Today Mamaw has a doctor's appointment and Mom came in to take her. I just talked to Mom, and she told me to make sure that the storage spots are cleaned out so we can put the air conditioners away for winter. Mom knows that there is alot to take care of with this house, and when she comes in she like to help us get things done so that it isn't all left on us.
We haven't turned either air conditioner on in 3 weeks, and on top of that we have had to turn the furnace on. There is cold air coming in around the air conditioners which just makes it more expensive to keep the house warm.
Me and Kenny went out for a cigarette and I told Kenny that we needed to make room for the air conditioners because Mom was going to help us put them away. He was instantly pissed off, saying that everytime Mom comes in she plans out his day. He started yelling and being hateful. He said he could do things himself. I tried to explain to him that Mom is just trying to help us, and that she isn't trying to force him to do anything.
Part of it also stems from last winter when Kenny said he would take care of it, and the air conditioner sat on our dining room table all winter clear up until we put it back in the window. I don't want it sitting there for multiple reasons, one being that his family will be coming up for Christmas and we will need to use that table.
I just don't understand Kenny at all, he doesn't have the motivation to get up and do something on his own, but the minute that Mom wants to help so that it gets done, he gets pissed. My Mom has never looked at Kenny and said "You need to go do this", she always says "We need to get this done, so since I am in I will help you."
I have been getting very frustrated, Kenny made alot of problems when he came home from being locked up, he was going to clean the dirt pile up out of the yard (which has been there since July) and mow the grass for the final time. But there is always some excuse and now 2 weeks later neither thing has been done.
Certain things have to be taken care of a a certain time, and when Kenny does not do those things, either I have to do them, or Mom comes in and helps get them done if he hasn't done them. But he gets pissed over this and screams at me and attacks me and my mom to me, and it causes fights, now I have set down to blog about it and he is pissed because he is on a mission to take the air conditioners out before mom gets back, I guess for a way to get at her and me.
He is trying like hell to start a fight right now and I am not responding but it is hard as fuck! Just sit there and blog! is what I am hearing! On top of that he is making sure to not do things the right way, in our attic there isn't much room, so we have a little cubby space where we put the air conditioner, I just went up there to make sure we could put it there, and he has put the air conditioner right in the little walk way that is there and now you can't even get in the attic. We have to go up there repeatedly to check the heat tape, and all of our Christmas stuff is up there. So all Kenny has accomplished is making another fucking headache for me because he can't open his eyes and just see when someone is trying to help us, and that everyone is NOT trying to control him, but just get something done, that can't be put off.
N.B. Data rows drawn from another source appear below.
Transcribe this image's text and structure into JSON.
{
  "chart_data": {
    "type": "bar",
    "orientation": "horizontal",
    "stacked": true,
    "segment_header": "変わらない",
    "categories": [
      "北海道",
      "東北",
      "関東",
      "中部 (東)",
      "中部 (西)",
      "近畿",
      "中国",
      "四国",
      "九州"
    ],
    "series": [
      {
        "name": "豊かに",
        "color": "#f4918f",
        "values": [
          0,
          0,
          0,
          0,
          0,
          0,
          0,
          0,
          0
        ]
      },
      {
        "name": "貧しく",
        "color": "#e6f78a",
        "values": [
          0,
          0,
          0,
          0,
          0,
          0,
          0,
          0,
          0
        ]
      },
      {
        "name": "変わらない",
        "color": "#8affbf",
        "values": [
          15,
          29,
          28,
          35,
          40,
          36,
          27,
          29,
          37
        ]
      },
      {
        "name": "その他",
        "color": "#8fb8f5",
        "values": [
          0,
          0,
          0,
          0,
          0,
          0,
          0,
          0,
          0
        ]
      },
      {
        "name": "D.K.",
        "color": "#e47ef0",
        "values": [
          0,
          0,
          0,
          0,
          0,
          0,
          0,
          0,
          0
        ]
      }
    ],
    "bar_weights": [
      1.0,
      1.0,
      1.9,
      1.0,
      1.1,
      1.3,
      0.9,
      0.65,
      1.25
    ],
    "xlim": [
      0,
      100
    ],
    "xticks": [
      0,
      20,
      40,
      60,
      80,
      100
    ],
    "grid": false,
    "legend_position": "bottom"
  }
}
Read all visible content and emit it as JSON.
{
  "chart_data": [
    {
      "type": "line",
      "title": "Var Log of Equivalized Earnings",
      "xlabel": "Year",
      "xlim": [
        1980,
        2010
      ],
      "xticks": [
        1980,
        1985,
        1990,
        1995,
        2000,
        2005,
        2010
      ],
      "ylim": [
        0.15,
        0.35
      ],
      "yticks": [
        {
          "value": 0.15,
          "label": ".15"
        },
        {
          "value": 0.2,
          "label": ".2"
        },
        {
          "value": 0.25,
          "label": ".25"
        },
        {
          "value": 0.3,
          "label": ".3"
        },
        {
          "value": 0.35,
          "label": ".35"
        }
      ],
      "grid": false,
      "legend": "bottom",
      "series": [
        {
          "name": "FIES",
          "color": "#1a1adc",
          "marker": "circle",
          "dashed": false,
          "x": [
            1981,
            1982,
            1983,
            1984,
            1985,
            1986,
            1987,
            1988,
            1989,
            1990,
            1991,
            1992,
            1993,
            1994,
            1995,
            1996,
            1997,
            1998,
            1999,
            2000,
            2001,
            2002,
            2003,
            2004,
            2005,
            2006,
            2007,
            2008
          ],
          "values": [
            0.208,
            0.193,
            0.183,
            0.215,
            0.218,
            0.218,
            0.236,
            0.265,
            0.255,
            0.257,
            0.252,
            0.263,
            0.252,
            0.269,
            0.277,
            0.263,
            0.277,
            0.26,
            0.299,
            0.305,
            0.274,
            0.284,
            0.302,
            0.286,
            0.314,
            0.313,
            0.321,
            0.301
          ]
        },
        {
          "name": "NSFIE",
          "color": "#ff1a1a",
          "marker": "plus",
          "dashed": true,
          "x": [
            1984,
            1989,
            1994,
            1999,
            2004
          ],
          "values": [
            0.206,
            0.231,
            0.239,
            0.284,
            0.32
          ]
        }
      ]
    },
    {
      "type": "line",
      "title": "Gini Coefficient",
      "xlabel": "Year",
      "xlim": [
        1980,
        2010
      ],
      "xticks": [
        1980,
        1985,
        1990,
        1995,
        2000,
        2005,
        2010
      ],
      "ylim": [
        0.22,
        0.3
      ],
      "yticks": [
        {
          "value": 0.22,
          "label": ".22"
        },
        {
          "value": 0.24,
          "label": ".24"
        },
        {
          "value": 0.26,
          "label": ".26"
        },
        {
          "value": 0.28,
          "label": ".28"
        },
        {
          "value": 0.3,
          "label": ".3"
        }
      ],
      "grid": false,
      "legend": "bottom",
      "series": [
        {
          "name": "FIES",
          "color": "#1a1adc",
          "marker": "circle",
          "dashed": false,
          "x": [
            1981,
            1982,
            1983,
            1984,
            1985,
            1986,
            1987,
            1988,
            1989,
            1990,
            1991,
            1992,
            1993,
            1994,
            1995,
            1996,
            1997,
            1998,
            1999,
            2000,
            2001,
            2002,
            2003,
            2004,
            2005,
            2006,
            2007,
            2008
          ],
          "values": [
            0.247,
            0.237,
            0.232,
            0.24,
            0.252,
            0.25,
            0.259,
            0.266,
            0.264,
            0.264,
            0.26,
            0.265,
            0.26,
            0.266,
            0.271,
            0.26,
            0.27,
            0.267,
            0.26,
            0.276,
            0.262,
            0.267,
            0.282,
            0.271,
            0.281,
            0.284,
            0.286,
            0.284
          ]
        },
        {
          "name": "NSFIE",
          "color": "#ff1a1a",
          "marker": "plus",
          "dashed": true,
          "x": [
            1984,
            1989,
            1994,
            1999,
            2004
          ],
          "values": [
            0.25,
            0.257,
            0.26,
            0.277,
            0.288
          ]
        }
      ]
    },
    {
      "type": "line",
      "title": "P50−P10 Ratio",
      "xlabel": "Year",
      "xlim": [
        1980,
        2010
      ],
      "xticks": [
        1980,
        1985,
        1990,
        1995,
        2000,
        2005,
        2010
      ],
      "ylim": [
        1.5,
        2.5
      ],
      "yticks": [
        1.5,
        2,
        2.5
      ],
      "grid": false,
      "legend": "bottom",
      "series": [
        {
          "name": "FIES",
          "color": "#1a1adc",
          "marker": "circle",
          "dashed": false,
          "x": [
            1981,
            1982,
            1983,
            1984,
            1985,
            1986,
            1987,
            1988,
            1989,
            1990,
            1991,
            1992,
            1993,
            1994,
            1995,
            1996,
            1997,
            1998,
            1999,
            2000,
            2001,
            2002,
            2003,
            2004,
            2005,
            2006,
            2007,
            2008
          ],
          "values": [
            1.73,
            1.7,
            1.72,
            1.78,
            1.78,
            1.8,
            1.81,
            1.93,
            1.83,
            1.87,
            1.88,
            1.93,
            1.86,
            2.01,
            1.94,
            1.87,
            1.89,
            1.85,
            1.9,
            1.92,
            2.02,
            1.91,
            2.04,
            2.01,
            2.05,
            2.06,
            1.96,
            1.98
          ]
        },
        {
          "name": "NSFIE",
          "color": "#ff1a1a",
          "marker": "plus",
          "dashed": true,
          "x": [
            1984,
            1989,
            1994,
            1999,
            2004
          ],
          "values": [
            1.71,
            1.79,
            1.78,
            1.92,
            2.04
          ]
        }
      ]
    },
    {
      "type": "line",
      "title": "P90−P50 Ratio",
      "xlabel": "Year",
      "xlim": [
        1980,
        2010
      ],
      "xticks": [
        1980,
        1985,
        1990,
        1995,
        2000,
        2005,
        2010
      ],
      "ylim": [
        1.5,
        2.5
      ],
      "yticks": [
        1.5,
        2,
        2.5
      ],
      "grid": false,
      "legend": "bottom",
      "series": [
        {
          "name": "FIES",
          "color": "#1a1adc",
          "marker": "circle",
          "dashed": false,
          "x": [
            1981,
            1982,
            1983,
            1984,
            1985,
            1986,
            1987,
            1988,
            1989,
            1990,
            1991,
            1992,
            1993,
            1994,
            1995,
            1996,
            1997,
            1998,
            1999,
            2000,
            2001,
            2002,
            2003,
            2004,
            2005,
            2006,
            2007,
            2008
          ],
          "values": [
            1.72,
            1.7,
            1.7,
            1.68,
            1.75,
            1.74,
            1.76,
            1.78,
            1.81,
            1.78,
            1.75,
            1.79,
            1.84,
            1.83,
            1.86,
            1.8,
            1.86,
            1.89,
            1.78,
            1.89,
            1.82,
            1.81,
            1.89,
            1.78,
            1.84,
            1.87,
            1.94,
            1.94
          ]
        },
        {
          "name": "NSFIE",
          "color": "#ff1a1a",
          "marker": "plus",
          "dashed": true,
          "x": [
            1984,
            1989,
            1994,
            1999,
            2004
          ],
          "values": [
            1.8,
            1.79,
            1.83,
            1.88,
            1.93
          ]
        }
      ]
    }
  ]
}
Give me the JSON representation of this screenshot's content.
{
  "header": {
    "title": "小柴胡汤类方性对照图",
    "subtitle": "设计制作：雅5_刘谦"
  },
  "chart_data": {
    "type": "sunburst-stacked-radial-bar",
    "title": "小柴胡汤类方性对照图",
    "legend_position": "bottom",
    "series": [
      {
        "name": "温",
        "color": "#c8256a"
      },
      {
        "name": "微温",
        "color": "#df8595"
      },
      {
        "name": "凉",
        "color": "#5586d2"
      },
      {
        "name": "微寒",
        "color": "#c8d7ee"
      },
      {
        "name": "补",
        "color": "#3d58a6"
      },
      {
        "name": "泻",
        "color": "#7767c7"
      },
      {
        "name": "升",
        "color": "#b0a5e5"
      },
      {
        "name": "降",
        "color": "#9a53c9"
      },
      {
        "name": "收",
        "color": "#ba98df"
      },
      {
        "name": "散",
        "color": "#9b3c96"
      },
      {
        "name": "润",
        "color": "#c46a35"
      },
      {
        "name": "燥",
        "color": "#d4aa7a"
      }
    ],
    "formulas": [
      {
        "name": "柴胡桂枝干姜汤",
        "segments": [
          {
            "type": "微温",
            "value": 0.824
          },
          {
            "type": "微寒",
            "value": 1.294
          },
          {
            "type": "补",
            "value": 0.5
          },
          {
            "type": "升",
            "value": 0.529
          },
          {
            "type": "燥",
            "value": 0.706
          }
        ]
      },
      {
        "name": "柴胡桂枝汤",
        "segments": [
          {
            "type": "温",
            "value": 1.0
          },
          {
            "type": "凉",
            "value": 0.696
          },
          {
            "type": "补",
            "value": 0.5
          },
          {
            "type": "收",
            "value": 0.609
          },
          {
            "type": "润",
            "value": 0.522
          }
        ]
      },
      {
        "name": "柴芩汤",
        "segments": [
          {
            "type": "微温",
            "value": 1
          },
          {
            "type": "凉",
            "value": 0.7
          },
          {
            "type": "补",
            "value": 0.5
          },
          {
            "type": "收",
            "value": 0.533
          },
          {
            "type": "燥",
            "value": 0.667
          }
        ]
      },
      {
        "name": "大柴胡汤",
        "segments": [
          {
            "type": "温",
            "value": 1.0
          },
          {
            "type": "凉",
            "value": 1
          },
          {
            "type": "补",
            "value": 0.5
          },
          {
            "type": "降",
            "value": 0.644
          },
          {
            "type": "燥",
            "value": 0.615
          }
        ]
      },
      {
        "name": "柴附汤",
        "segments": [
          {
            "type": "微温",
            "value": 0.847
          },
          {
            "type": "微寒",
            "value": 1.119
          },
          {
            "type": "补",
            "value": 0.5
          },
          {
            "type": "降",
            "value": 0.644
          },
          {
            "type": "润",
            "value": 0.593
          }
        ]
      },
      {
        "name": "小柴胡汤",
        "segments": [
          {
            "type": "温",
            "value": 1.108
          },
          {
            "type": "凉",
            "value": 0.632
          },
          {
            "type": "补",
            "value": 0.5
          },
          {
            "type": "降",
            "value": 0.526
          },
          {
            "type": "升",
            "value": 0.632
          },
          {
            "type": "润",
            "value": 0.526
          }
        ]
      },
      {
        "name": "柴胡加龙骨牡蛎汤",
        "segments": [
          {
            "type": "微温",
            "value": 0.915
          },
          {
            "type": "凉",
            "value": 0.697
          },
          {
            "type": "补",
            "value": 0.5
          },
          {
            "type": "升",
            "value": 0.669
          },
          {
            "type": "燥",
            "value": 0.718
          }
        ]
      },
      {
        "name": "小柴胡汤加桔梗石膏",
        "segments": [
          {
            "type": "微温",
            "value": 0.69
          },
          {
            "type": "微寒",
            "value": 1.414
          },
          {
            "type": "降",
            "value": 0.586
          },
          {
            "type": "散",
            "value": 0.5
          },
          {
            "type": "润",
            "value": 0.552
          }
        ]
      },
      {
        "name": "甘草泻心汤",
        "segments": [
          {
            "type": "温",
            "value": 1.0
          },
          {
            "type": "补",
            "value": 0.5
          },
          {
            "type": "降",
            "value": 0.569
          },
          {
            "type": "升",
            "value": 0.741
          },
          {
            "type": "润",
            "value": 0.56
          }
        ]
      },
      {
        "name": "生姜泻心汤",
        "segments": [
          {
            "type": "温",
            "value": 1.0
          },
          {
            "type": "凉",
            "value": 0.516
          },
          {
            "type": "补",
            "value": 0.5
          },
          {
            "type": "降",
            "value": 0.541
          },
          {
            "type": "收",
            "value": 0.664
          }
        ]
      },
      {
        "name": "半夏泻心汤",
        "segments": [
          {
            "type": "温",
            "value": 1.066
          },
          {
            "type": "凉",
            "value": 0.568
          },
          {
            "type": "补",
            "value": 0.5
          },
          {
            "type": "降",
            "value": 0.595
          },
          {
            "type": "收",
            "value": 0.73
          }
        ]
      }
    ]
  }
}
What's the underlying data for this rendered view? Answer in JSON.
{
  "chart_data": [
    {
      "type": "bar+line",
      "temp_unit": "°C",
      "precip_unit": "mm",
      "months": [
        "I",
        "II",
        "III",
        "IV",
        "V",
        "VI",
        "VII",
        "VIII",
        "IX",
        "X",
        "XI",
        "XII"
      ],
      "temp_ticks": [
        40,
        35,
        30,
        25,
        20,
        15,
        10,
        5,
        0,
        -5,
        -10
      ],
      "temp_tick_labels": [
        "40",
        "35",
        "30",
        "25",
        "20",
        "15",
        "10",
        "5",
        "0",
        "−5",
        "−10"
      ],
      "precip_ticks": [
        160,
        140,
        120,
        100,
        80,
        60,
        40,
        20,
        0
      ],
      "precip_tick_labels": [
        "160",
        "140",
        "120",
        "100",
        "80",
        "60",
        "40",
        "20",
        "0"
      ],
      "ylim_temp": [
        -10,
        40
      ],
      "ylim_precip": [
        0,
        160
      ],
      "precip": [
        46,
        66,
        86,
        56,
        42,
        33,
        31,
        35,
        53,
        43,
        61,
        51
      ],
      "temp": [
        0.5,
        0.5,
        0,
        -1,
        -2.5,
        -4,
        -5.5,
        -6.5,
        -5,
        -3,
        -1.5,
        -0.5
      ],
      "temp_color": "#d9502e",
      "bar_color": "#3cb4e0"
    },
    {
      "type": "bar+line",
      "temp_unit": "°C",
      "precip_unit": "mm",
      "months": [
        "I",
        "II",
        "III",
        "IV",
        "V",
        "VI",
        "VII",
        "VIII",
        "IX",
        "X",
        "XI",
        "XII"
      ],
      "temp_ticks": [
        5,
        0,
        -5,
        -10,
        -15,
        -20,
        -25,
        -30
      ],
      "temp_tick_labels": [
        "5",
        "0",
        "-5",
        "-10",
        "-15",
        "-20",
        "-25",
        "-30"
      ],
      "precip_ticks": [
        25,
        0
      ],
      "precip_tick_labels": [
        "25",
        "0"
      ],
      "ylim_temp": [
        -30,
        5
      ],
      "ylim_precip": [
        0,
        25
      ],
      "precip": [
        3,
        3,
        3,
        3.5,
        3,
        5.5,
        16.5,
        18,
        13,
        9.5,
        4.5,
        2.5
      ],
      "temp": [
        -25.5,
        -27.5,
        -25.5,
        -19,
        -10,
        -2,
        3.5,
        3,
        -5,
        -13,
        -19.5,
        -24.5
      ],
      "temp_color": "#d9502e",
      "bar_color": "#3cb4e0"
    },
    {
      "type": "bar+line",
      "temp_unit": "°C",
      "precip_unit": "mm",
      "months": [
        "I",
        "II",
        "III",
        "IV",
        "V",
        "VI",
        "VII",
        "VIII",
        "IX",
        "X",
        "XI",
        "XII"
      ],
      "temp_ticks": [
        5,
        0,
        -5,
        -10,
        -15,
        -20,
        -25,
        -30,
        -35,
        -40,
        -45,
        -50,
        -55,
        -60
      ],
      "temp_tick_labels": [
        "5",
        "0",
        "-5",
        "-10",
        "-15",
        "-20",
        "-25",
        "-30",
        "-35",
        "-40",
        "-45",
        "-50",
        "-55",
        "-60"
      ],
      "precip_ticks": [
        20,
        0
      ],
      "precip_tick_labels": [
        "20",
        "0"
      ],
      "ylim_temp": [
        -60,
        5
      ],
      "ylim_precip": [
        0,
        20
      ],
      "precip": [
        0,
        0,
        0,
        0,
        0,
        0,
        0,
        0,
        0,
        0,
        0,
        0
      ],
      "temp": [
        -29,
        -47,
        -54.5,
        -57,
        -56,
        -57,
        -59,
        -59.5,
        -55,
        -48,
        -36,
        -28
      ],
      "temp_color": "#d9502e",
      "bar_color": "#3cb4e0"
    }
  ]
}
He is still trying to fight, making smart ass comments constantly and talking hateful. I keep telling him that I will not fight with him, just stop talking to me. But it isn't doing much good, and I am afraid that now the whole day will be a fucking nightmare!
I refuse to help him because he is being so hateful! If I do the slightest thing and it isn't his way when he is like this he will just start screaming and cussing to the point he will say that he won't ride in the car with me, and then we will miss our groups. God some days I just really wish I could change it all, just rewind 3 1/2 years and be laying on that beach, single, my only worries were going to work and paying my bills. I didn't have to answer to anyone and no one had any control over me. I lived for me and I was truly happy ..... God on days like this I want that all back so badly. But truth is I don't feel like that deep down. I love Kenny more than anyone else except Ashley, and I will stand beside him no matter what, I will not abandon him. I made my choices and I meant in sickness and health, and I truly believe this is a sickness, I just hope and pray that we can make it to the health part eventually.